8 Replies to “Adieu To Bonnie”

  1. Deborah – i am so sorry for the loss of your friend. She sparkles in that photo with Kellin. But what a privilege for both you and Bonnie that your paths interconnected and have generated such great memories. Maybe Bonnie’s passing can be compared to her having moved into a room in your memory house. If you really stop and listen you’ll hear her through the walls – she will always be there! G

  2. G, what a wonderful image–listening for her through the walls. Thank you for that.

  3. diana johnson says:

    ……tolerance and latitude of love she lived in….is a picture of a beautiful soul that communed with all she met and will continue to live in the loved she left behind.
    My sincere condolences for your loss.
    Di

  4. Deborah, I am so sorry. You were a magnificent and true friend to Bonnie. Though not being privileged to know her, I have been moved by her story of struggling for 10 years with a fatal illness, to triumph again and again. What a dragon slayer. She is one of those whom cancer could kill — just — but not destroy. Death be not proud.

  5. lazarusdodge says:

    Deborah-I’m a recent visitor to your blog so don’t know much about Bonnie’s story. but as someone who has lost both friends and family to cancer and a cancer survior myself, I’ve learned the lessons of simplicity.

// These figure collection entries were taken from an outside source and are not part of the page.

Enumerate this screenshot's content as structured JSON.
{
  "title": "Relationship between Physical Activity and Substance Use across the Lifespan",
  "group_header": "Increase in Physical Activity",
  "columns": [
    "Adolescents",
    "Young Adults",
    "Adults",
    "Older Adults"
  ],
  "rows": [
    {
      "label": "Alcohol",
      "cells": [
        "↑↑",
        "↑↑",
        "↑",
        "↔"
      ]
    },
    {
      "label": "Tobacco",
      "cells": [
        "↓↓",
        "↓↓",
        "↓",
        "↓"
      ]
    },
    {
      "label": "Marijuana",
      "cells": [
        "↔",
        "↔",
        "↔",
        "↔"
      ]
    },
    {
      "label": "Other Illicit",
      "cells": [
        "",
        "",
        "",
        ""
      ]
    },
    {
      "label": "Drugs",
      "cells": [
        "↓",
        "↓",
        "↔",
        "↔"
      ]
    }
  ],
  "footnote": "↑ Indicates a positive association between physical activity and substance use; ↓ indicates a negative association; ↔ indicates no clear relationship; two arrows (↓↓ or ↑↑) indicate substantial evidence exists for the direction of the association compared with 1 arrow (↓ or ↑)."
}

    Loss is universal – grief is personal. Please accept my condolences.
    – J.

  6. Thank you Di, Elatia, J. The service is tomorrow, so I’m mulling over years of knowing her to find the right things to say about her life. Daunting to capture the essence of her in a spoken tribute on a Saturday afternoon.

  7. You know that I just found out this morning as I opened an email from Judy. . No one told me. I am stricken. Bonnie was and will always be a very important part of my life. I have often thought of her and what she has meant to me. Her shining example of what a good loving human being has always been a model for me. I find comfort that in two ways. I will always remember in that she passed on my brothers birthday and that she chose beautiful Mt. Auburn, That is also my choice and has been since I was 8. We were alike in that she and I , long range planning. Thanbk yo for the picture of both Kellan & Bonnie. The last time that I saw Kellan, she had baggy tights and was just a wee adorable sprite. I last saw Bonnie at a lunch she and I had a few years ago, before rehab. I will always remember her beaytiful shining spirit at her 65th birthday party, and she will always be my beloved Beehive teacher. I’m sorry but I cant go on… I love her and Miss her so much

  8. Edy, What a wonderful memory of dearest Bonnie. Thank you for posting it here.